There was legislation to standardize training across the country, to keep problem officers from moving between departments without their records following them, to ban the use of chokeholds and no-knock warrants.

But Congress failed to reach an agreement that could pass both the House and Senate. and attention moved to other things.

Negotiations for a bipartisan deal on police reform continue informally on Capitol Hill, and the lead House sponsor Rep. Karen Bass (D-Los Angeles) said on CNN’s “State of the Union” Sunday that she is hopeful because those involved are “very sincere, and it’s a bipartisan group.”

Bass is working with Sens. Cory Booker (D-N.J.) and Tim Scott (R-S.C.).

“I believe that we want to make something happen,” Bass said.

Last month the House passed Bass’ George Floyd Justice in Policing Act by a 220-212 vote, with no Republican support and two Democrats voting no.
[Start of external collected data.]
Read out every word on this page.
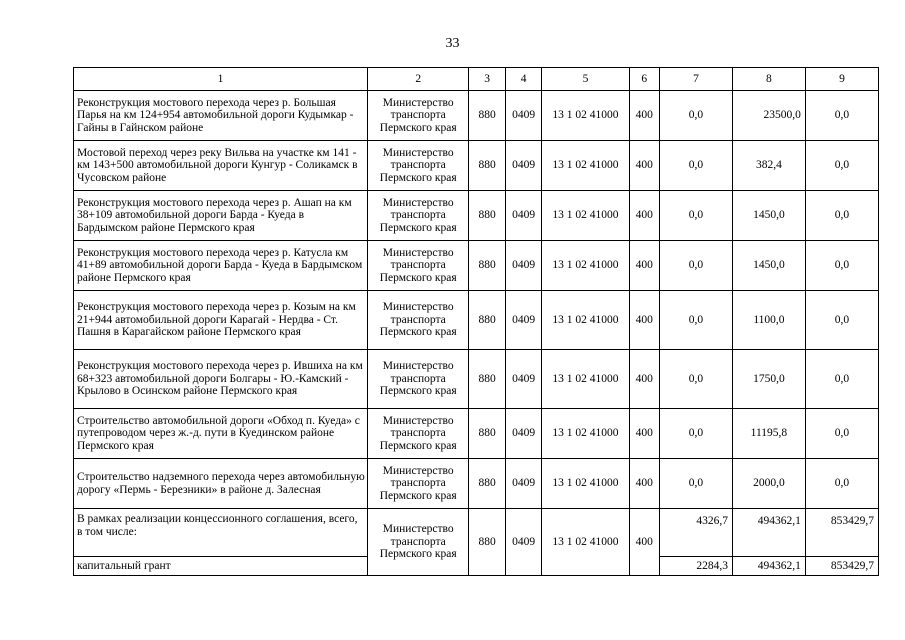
33
1	2	3	4	5	6	7	8	9
Реконструкция мостового перехода через р. Большая Парья на км 124+954 автомобильной дороги Кудымкар - Гайны в Гайнском районе	Министерство транспорта Пермского края	880	0409	13 1 02 41000	400	0,0	23500,0	0,0
Мостовой переход через реку Вильва на участке км 141 - км 143+500 автомобильной дороги Кунгур - Соликамск в Чусовском районе	Министерство транспорта Пермского края	880	0409	13 1 02 41000	400	0,0	382,4	0,0
Реконструкция мостового перехода через р. Ашап на км 38+109 автомобильной дороги Барда - Куеда в Бардымском районе Пермского края	Министерство транспорта Пермского края	880	0409	13 1 02 41000	400	0,0	1450,0	0,0
Реконструкция мостового перехода через р. Катусла км 41+89 автомобильной дороги Барда - Куеда в Бардымском районе Пермского края	Министерство транспорта Пермского края	880	0409	13 1 02 41000	400	0,0	1450,0	0,0
Реконструкция мостового перехода через р. Козым на км 21+944 автомобильной дороги Карагай - Нердва - Ст. Пашня в Карагайском районе Пермского края	Министерство транспорта Пермского края	880	0409	13 1 02 41000	400	0,0	1100,0	0,0
Реконструкция мостового перехода через р. Ившиха на км 68+323 автомобильной дороги Болгары - Ю.-Камский - Крылово в Осинском районе Пермского края	Министерство транспорта Пермского края	880	0409	13 1 02 41000	400	0,0	1750,0	0,0
Строительство автомобильной дороги «Обход п. Куеда» с путепроводом через ж.-д. пути в Куединском районе Пермского края	Министерство транспорта Пермского края	880	0409	13 1 02 41000	400	0,0	11195,8	0,0
Строительство надземного перехода через автомобильную дорогу «Пермь - Березники» в районе д. Залесная	Министерство транспорта Пермского края	880	0409	13 1 02 41000	400	0,0	2000,0	0,0
В рамках реализации концессионного соглашения, всего, в том числе:	Министерство транспорта Пермского края	880	0409	13 1 02 41000	400	4326,7	494362,1	853429,7
капитальный грант						2284,3	494362,1	853429,7
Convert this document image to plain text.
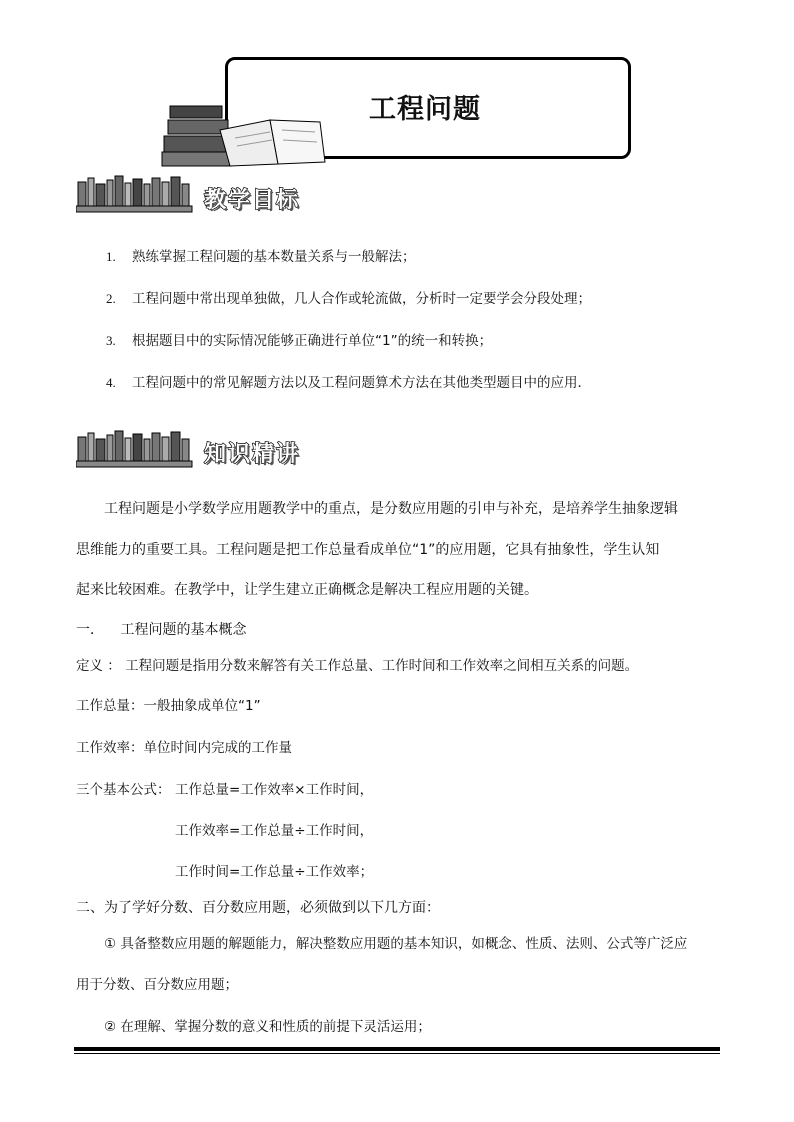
工程问题
教学目标
1. 熟练掌握工程问题的基本数量关系与一般解法；
2. 工程问题中常出现单独做，几人合作或轮流做，分析时一定要学会分段处理；
3. 根据题目中的实际情况能够正确进行单位“1”的统一和转换；
4. 工程问题中的常见解题方法以及工程问题算术方法在其他类型题目中的应用．
知识精讲
工程问题是小学数学应用题教学中的重点，是分数应用题的引申与补充，是培养学生抽象逻辑
思维能力的重要工具。工程问题是把工作总量看成单位“1”的应用题，它具有抽象性，学生认知
起来比较困难。在教学中，让学生建立正确概念是解决工程应用题的关键。
一． 工程问题的基本概念
定义 ： 工程问题是指用分数来解答有关工作总量、工作时间和工作效率之间相互关系的问题。
工作总量：一般抽象成单位“1”
工作效率：单位时间内完成的工作量
三个基本公式： 工作总量=工作效率×工作时间，
工作效率=工作总量÷工作时间，
工作时间=工作总量÷工作效率；
二、为了学好分数、百分数应用题，必须做到以下几方面：
① 具备整数应用题的解题能力，解决整数应用题的基本知识，如概念、性质、法则、公式等广泛应
用于分数、百分数应用题；
② 在理解、掌握分数的意义和性质的前提下灵活运用；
The legislation, which would ban chokeholds, end “qualified immunity” for law enforcement officers and create national standards for policing in a bid to bolster accountability, passed the House last summer but was not considered by the Republican-controlled Senate.

Even now that Democrats control the Senate, hurdles remain for passing policing reform out of the Senate, where most legislation faces a 60-vote threshold, Bass said.

“It’s one thing to pass legislation in the House. It’s a super hurdle to get it passed in the Senate. But we are working,” Bass said in the CNN interview.